Ante la sospecha que alguien podría estar sufriendo un ACV, este debe ser trasladado lo más rápido posible a un centro asistencial con capacidad de manejo del ACV, explicó el Dr. Enríquez, quien aseguró que las señales que se deben considerar son: desviación de la cara o comisura labial; debilidad de un brazo o la mitad de un cuerpo; dificultad para hablar o comprender el lenguaje; pérdida del campo visual y pérdida del equilibrio o dificultad para caminar.
Sin embargo, las personas cometen errores al sufrir estos síntomas. “El principal error es no consultar de forma oportuna. Muchas personas no reconocen los síntomas de un accidente cerebrovascular, esperan que desaparezcan espontáneamente o minimizan su importancia y esto es especialmente relevante porque los tratamientos más eficaces para el ACV disponen de una ventana de tiempo limitada, por lo que cada minuto de retraso puede reducir las posibilidades de recuperación y aumentar el riesgo de discapacidad permanente.
Secuelas
Sin embargo, el académico de la UNAB aclaró que, dependiendo de la región cerebral afectada, un ACV puede manifestarse con síntomas menos evidentes que la clásica pérdida de fuerza de la mitad del cuerpo. “Alteraciones cognitivas agudas, estados confusionales, trastornos visuales, alteraciones de la marcha o de la coordinación pueden corresponder a manifestaciones de un ACV. Pero la característica más importante continúa siendo el inicio brusco de los síntomas”.
En cuanto a las secuelas más frecuentes, detalló que son las alteraciones motoras, como la pérdida de fuerza o la parálisis de una extremidad o de un lado del cuerpo. “También pueden presentarse trastornos sensitivos, dificultades para tragar, alteraciones del lenguaje, problemas de memoria y otras funciones cognitivas, además de cambios emocionales como ansiedad o depresión”. Precisó que el tipo y la gravedad de las secuelas dependen principalmente de la región cerebral afectada, la magnitud del daño y la respuesta del paciente al proceso de rehabilitación.
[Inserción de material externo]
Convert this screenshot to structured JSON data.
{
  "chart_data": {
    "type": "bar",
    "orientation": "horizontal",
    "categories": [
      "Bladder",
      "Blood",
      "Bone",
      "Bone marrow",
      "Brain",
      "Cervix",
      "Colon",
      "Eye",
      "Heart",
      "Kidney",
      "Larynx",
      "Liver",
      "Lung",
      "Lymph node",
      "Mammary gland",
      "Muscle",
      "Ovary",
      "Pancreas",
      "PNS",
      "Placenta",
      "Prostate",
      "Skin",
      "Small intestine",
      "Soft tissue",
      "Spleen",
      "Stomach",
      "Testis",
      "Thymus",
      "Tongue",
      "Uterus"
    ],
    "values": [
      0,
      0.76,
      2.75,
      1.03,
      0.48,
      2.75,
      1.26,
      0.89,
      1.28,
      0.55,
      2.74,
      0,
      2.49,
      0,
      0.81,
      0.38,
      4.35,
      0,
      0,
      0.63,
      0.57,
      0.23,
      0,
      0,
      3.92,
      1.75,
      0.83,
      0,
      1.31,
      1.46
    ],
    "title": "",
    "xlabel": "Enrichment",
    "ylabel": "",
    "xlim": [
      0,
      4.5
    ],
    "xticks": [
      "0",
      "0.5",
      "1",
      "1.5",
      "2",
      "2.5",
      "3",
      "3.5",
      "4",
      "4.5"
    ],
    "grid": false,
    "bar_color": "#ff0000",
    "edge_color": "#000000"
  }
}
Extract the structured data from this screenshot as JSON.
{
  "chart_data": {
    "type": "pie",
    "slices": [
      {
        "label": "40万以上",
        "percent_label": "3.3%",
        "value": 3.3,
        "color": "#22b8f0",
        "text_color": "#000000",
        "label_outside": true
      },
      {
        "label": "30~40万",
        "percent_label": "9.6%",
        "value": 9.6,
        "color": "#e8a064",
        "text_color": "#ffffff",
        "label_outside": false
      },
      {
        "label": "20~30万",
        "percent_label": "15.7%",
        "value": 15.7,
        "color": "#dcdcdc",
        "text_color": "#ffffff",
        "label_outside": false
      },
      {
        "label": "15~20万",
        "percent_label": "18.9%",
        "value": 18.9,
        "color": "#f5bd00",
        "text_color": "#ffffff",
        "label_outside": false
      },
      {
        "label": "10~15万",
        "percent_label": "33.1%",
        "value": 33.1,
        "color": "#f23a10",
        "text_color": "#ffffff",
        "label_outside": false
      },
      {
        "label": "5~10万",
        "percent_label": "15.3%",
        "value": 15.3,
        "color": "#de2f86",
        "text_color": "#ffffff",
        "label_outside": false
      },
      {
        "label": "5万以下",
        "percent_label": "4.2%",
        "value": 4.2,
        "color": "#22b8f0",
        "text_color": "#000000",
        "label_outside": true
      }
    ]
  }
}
Señales para la rehabilitación
El neurólogo explicó que la principal señal de progreso es la recuperación gradual de funciones que se habían perdido por el ACV. “Esto puede manifestarse como una mejoría de la fuerza, la sensibilidad, el lenguaje, la capacidad para caminar o realizar actividades cotidianas”, mencionó.
Agregó que la recuperación después de un ACV depende de múltiples factores, como la gravedad del evento, la extensión y localización del daño cerebral, las discapacidades presentes al inicio, la rapidez con que se instauró el tratamiento agudo y el acceso a una rehabilitación precoz e intensiva y agregó que, si bien la mayor parte de la recuperación ocurre durante los primeros meses, el proceso puede extenderse durante mucho más tiempo.
“Habitualmente, las secuelas tienden a estabilizarse alrededor de los seis meses posteriores al evento, aunque algunos pacientes continúan mostrando mejoras incluso después de este período gracias a la rehabilitación multidisciplinaria”, concluyó el Dr. Enríquez.